Salomon : reconstruire sa vie après la guerre

Publié le 31 janvier 2007 | Modifié le 31 mars 2016

Salomon a 17 ans. Cela fait 7 mois qu’il vit au centre de transit et d’orientation (CTO) de CAJED à Goma, dans l’Est de la République démocratique du Congo, une ONG soutenue par l’Unicef. Cette organisation s’occupe de la prise en charge transitoire et de l’accompagnement psychosocial des enfants sortis des forces et groupes armés (ESFGA). Elle propose également des activités de réinsertion socioprofessionnelle et économique aux ESFGA et autres enfants vulnérables dans la communauté.

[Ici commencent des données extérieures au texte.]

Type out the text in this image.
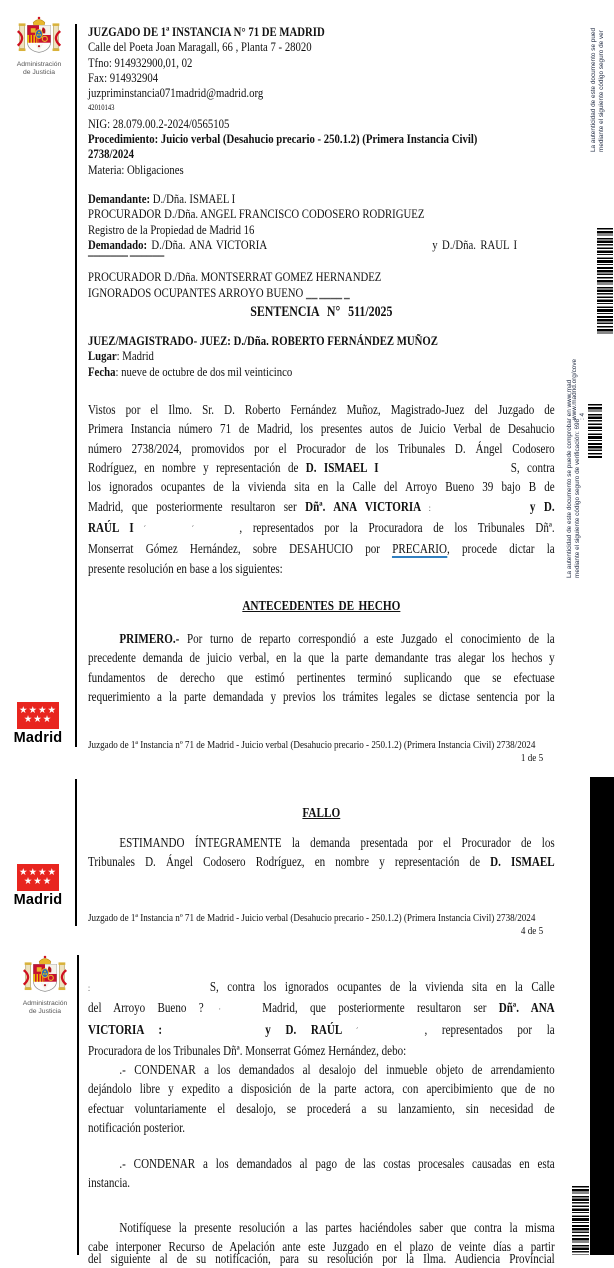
Administración
de Justicia
JUZGADO DE 1ª INSTANCIA N° 71 DE MADRID
Calle del Poeta Joan Maragall, 66 , Planta 7 - 28020
Tfno: 914932900,01, 02
Fax: 914932904
juzpriminstancia071madrid@madrid.org
42010143
NIG: 28.079.00.2-2024/0565105
Procedimiento: Juicio verbal (Desahucio precario - 250.1.2) (Primera Instancia Civil)
2738/2024
Materia: Obligaciones
Demandante: D./Dña. ISMAEL I
PROCURADOR D./Dña. ANGEL FRANCISCO CODOSERO RODRIGUEZ
Registro de la Propiedad de Madrid 16
Demandado: D./Dña. ANA VICTORIA	y D./Dña. RAUL I
▔▔▔▔▔▔▔ ▔▔▔▔▔▔
PROCURADOR D./Dña. MONTSERRAT GOMEZ HERNANDEZ
IGNORADOS OCUPANTES ARROYO BUENO ▁▁ ▁▁▁▁ ▁
SENTENCIA N° 511/2025
JUEZ/MAGISTRADO- JUEZ: D./Dña. ROBERTO FERNÁNDEZ MUÑOZ
Lugar: Madrid
Fecha: nueve de octubre de dos mil veinticinco
Vistos por el Ilmo. Sr. D. Roberto Fernández Muñoz, Magistrado-Juez del Juzgado de
Primera Instancia número 71 de Madrid, los presentes autos de Juicio Verbal de Desahucio
número 2738/2024, promovidos por el Procurador de los Tribunales D. Ángel Codosero
Rodríguez, en nombre y representación de D. ISMAEL I	S, contra
los ignorados ocupantes de la vivienda sita en la Calle del Arroyo Bueno 39 bajo B de
Madrid, que posteriormente resultaron ser Dñª. ANA VICTORIA :	y D.
RAÚL I ´	´	, representados por la Procuradora de los Tribunales Dñª.
Monserrat Gómez Hernández, sobre DESAHUCIO por PRECARIO, procede dictar la
presente resolución en base a los siguientes:
ANTECEDENTES DE HECHO
PRIMERO.- Por turno de reparto correspondió a este Juzgado el conocimiento de la
precedente demanda de juicio verbal, en la que la parte demandante tras alegar los hechos y
fundamentos de derecho que estimó pertinentes terminó suplicando que se efectuase
requerimiento a la parte demandada y previos los trámites legales se dictase sentencia por la
★★★★
★★★
Madrid	Juzgado de 1ª Instancia nº 71 de Madrid - Juicio verbal (Desahucio precario - 250.1.2) (Primera Instancia Civil) 2738/2024
1 de 5
FALLO
ESTIMANDO ÍNTEGRAMENTE la demanda presentada por el Procurador de los
Tribunales D. Ángel Codosero Rodríguez, en nombre y representación de D. ISMAEL
★★★★
★★★
Madrid
Juzgado de 1ª Instancia nº 71 de Madrid - Juicio verbal (Desahucio precario - 250.1.2) (Primera Instancia Civil) 2738/2024
4 de 5
Administración
de Justicia
:	S, contra los ignorados ocupantes de la vivienda sita en la Calle
del Arroyo Bueno ? ·	Madrid, que posteriormente resultaron ser Dñª. ANA
VICTORIA :	y D. RAÚL ´	, representados por la
Procuradora de los Tribunales Dñª. Monserrat Gómez Hernández, debo:
.- CONDENAR a los demandados al desalojo del inmueble objeto de arrendamiento
dejándolo libre y expedito a disposición de la parte actora, con apercibimiento que de no
efectuar voluntariamente el desalojo, se procederá a su lanzamiento, sin necesidad de
notificación posterior.
.- CONDENAR a los demandados al pago de las costas procesales causadas en esta
instancia.
Notifíquese la presente resolución a las partes haciéndoles saber que contra la misma
cabe interponer Recurso de Apelación ante este Juzgado en el plazo de veinte días a partir
del siguiente al de su notificación, para su resolución por la Ilma. Audiencia Provincial
La autenticidad de este documento se pued mediante el siguiente código seguro de ver
www.madrid.org/cove : 4
La autenticidad de este documento se puede comprobar en www.mad mediante el siguiente código seguro de verificación: 698
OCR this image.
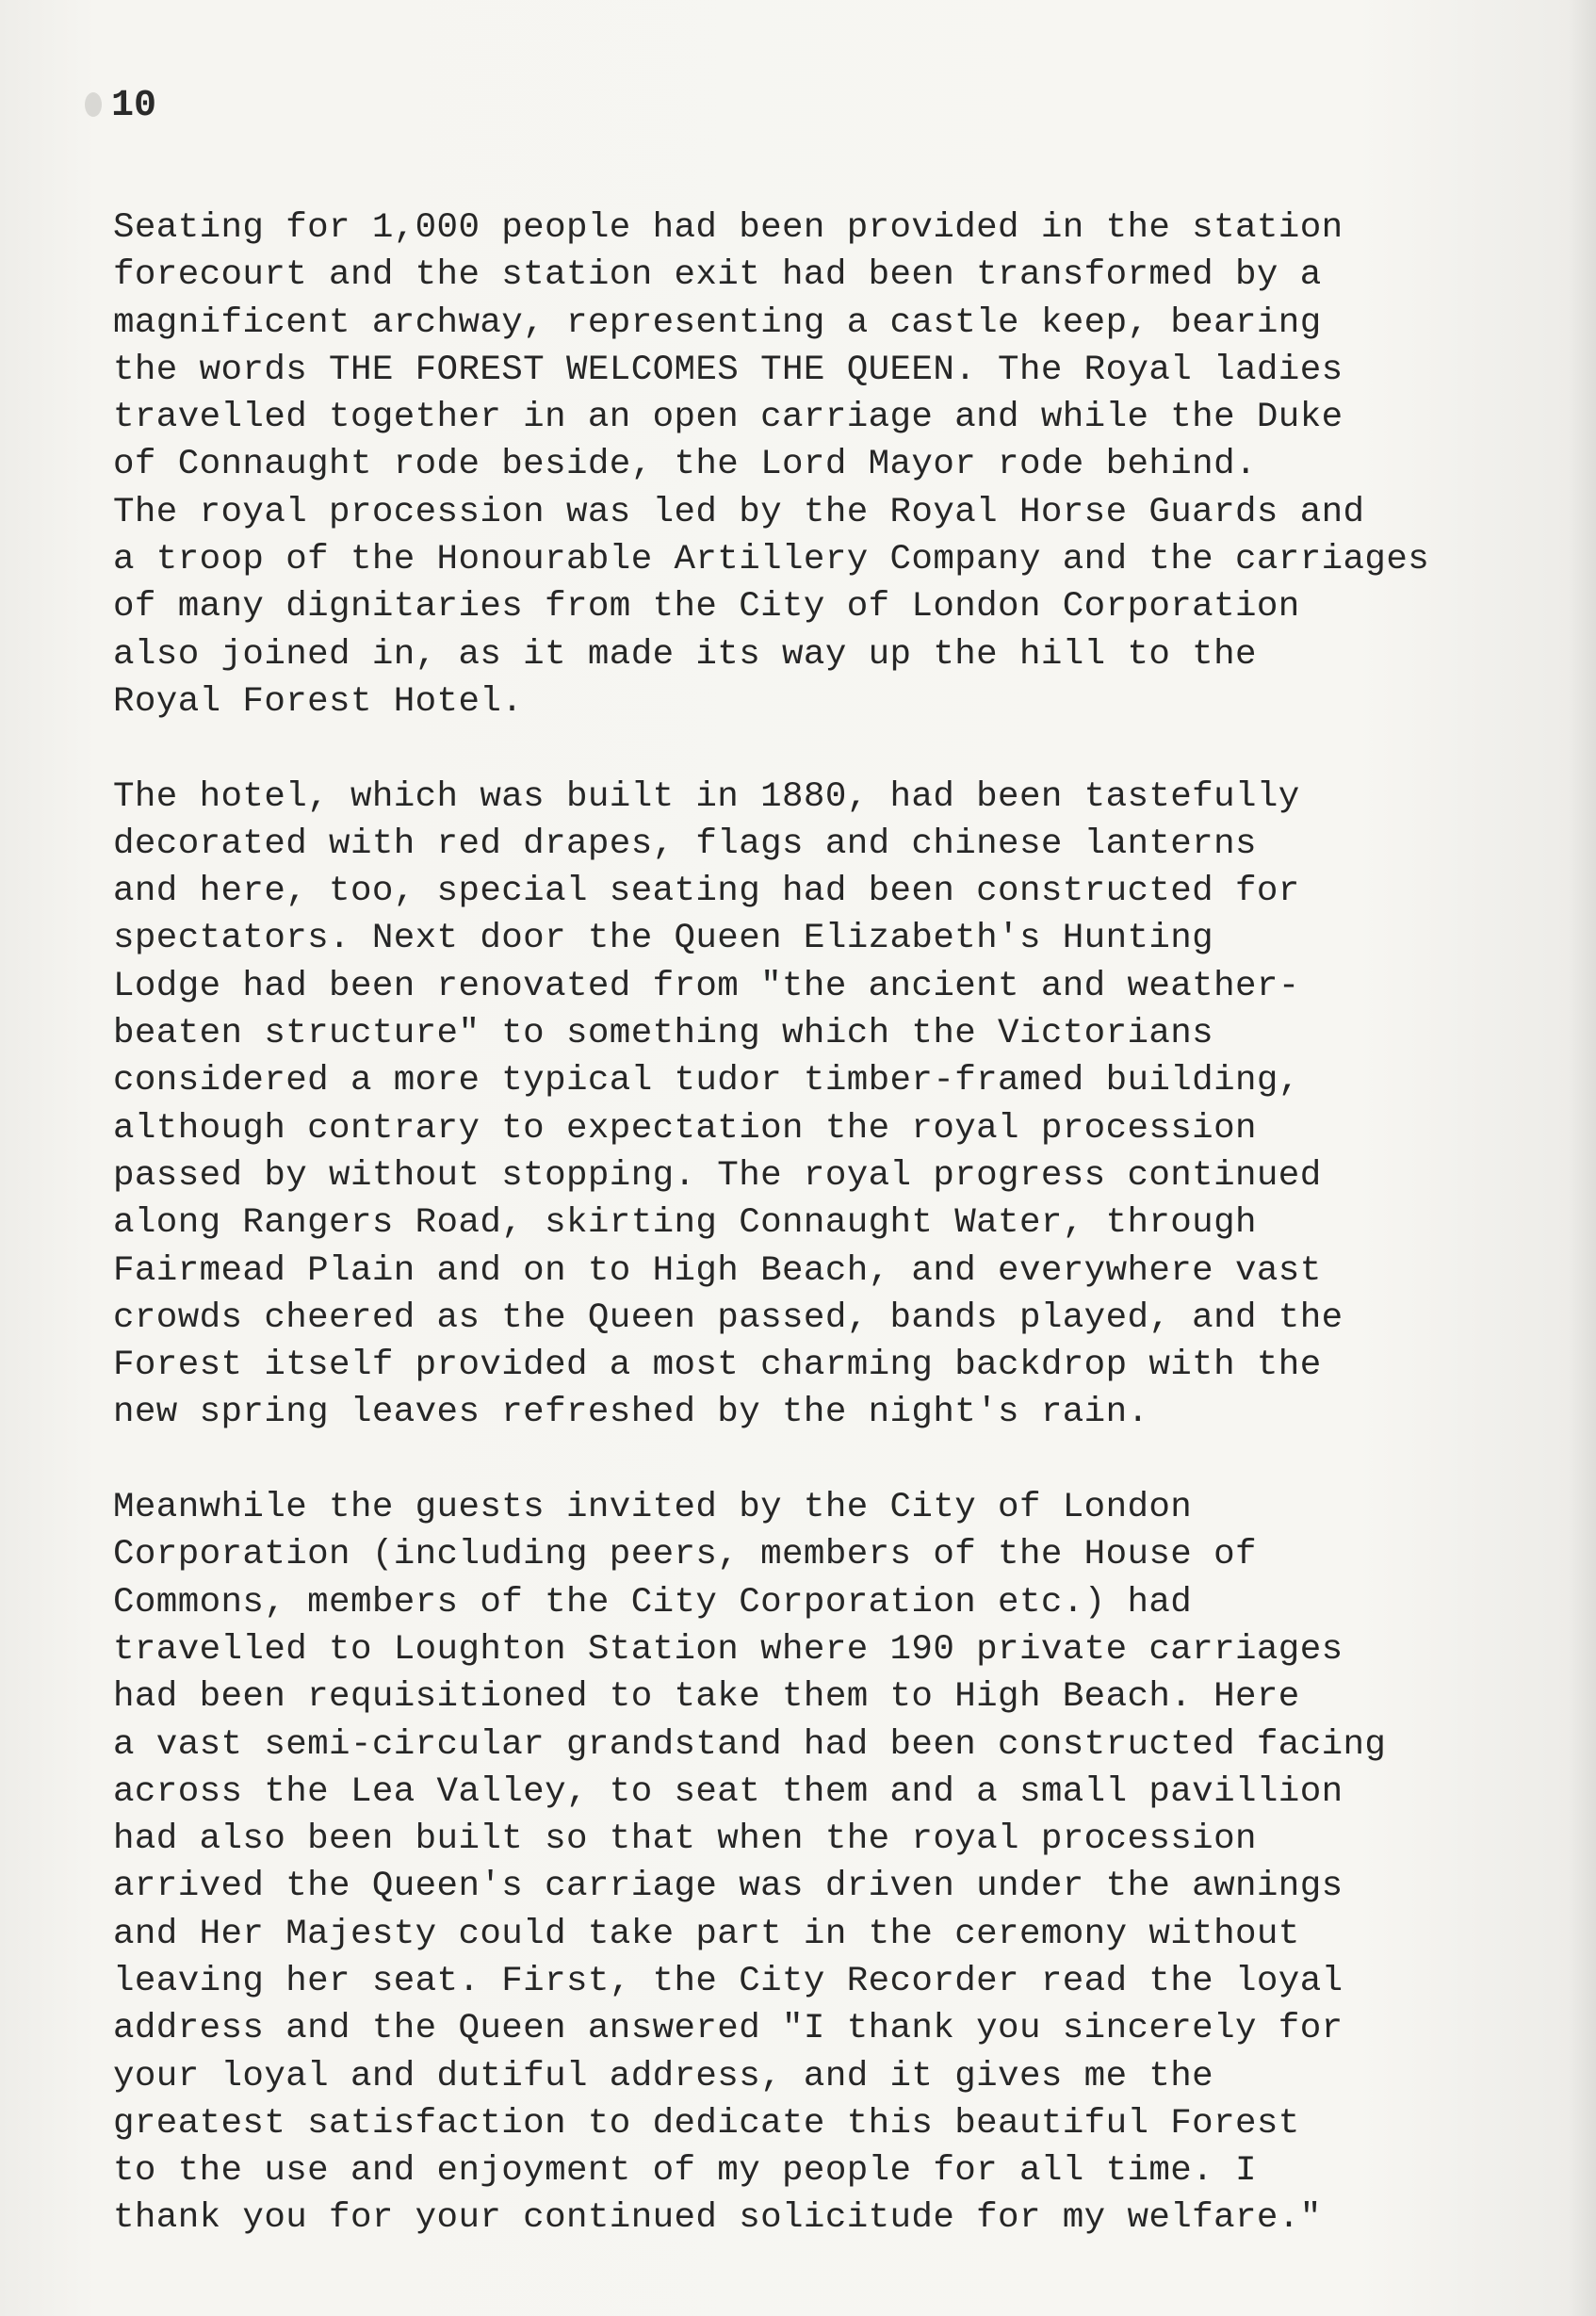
10
Seating for 1,000 people had been provided in the station
forecourt and the station exit had been transformed by a
magnificent archway, representing a castle keep, bearing
the words THE FOREST WELCOMES THE QUEEN. The Royal ladies
travelled together in an open carriage and while the Duke
of Connaught rode beside, the Lord Mayor rode behind.
The royal procession was led by the Royal Horse Guards and
a troop of the Honourable Artillery Company and the carriages
of many dignitaries from the City of London Corporation
also joined in, as it made its way up the hill to the
Royal Forest Hotel.
The hotel, which was built in 1880, had been tastefully
decorated with red drapes, flags and chinese lanterns
and here, too, special seating had been constructed for
spectators. Next door the Queen Elizabeth's Hunting
Lodge had been renovated from "the ancient and weather-
beaten structure" to something which the Victorians
considered a more typical tudor timber-framed building,
although contrary to expectation the royal procession
passed by without stopping. The royal progress continued
along Rangers Road, skirting Connaught Water, through
Fairmead Plain and on to High Beach, and everywhere vast
crowds cheered as the Queen passed, bands played, and the
Forest itself provided a most charming backdrop with the
new spring leaves refreshed by the night's rain.
Meanwhile the guests invited by the City of London
Corporation (including peers, members of the House of
Commons, members of the City Corporation etc.) had
travelled to Loughton Station where 190 private carriages
had been requisitioned to take them to High Beach. Here
a vast semi-circular grandstand had been constructed facing
across the Lea Valley, to seat them and a small pavillion
had also been built so that when the royal procession
arrived the Queen's carriage was driven under the awnings
and Her Majesty could take part in the ceremony without
leaving her seat. First, the City Recorder read the loyal
address and the Queen answered "I thank you sincerely for
your loyal and dutiful address, and it gives me the
greatest satisfaction to dedicate this beautiful Forest
to the use and enjoyment of my people for all time. I
thank you for your continued solicitude for my welfare."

Salomon sait qu’il a de la chance d’être ici, mais ce qu’il aimerait plus que tout c’est être avec ses parents. Il ne les a pas vus depuis deux ans et espère les retrouver à la fin de sa formation. Seulement l’insécurité règne dans la région où ses parents vivent. Il doit donc attendre dans le centre jusqu’à ce que le calme soit complètement revenu.

Au centre, Salomon s’occupe du jardin potager. Ce matin, il prépare les insecticides pour traiter les plants de tomates. C’est un travail minutieux, il doit préparer tous les produits, les mélanger, et ensuite vaporiser le mélange sur toutes les plantations.

« J’aime bien la culture maraîchère. Quand je rentrerai chez moi, je ferai la même chose dans le jardin de mes parents. Mais je veux aussi apprendre la couture ».

De retour dans son village, il compte s’inscrire dans le centre de formation CAJED qui propose des activités de couture. « Je voudrais pouvoir en vivre, fabriquer et vendre des vêtements pour les gens du village, faire des retouches ».

Salomon a retrouvé ici le calme et un environnement protecteur depuis quelques mois. Avant cela, il faisait partie de la 83e brigade (dont des éléments sont réputés proches du général congolais renégat Laurent Nkunda). Il y est resté pendant un an et demi, après avoir passé plusieurs années dans les groupes armés de la région.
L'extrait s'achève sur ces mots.